Some discussion arose about whether the town council constitutes a legislative body, where outside participants are not required to attend, or if its differing responsibilities mean some citizens are compelled to appear before the meetings to conduct municipal business.
In an exchange with attorney Douglas Laycock, who represented the Greece residents who sued, Justice Elena Kagan observed that when someone petitions the government, “we do so not as a Christian, not as a Jew, not as a Muslim, not as a nonbeliever, only as an American.”
She said “what troubles me about this case is that here a citizen is going to a local community board, supposed to be the closest, the most responsive institution of government that exists, and is immediately being asked, being forced to identify whether she believes in the things that most of the people in the room believe in, whether she belongs to the same religious idiom as most of the people in the room do.”
Justice Anthony Kennedy told the attorneys he didn’t like the thought that government employees or even judges would be asked to analyze prayers to decide whether they meet a standard for being nonsectarian.
“That involves the state very heavily in the censorship of prayers,” he said.

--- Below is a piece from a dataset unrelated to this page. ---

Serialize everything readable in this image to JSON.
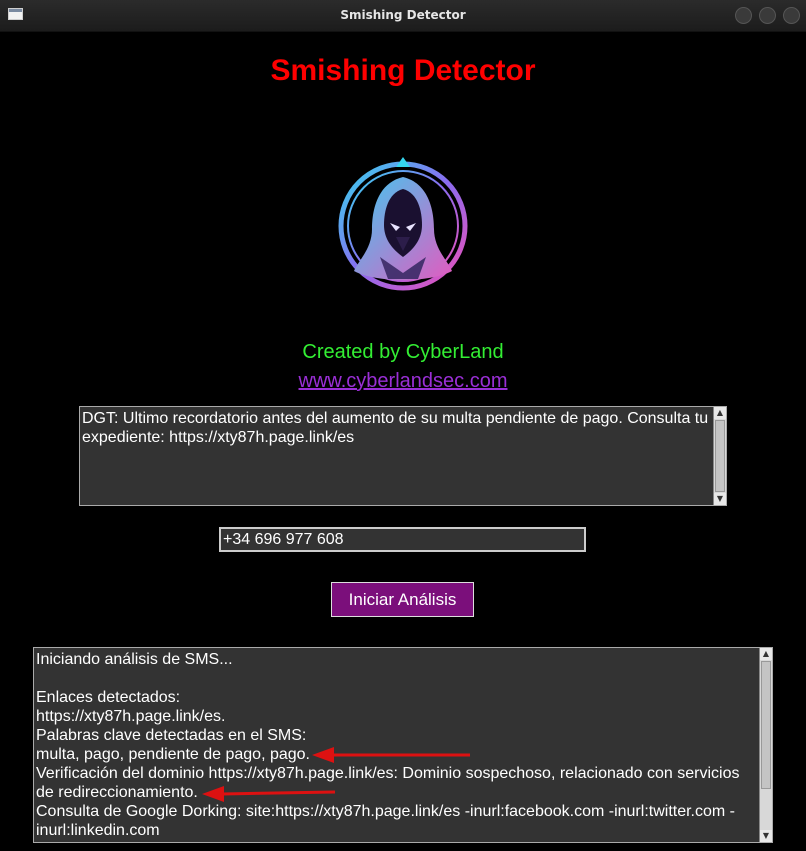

But Kennedy also seemed troubled with the town’s reliance on the standard from Marsh, as providing a strong enough historical reason to allow the prayers to continue.
“Well, the essence of the argument is we’ve always done it this way, which has some — some force to it. But it seems to me that your argument begins and ends there,” he told deputy solicitor general Ian Gershengorn, who argued for the town’s position on behalf of the Obama administration.
The court will issue a ruling on the case before it adjourns in late June.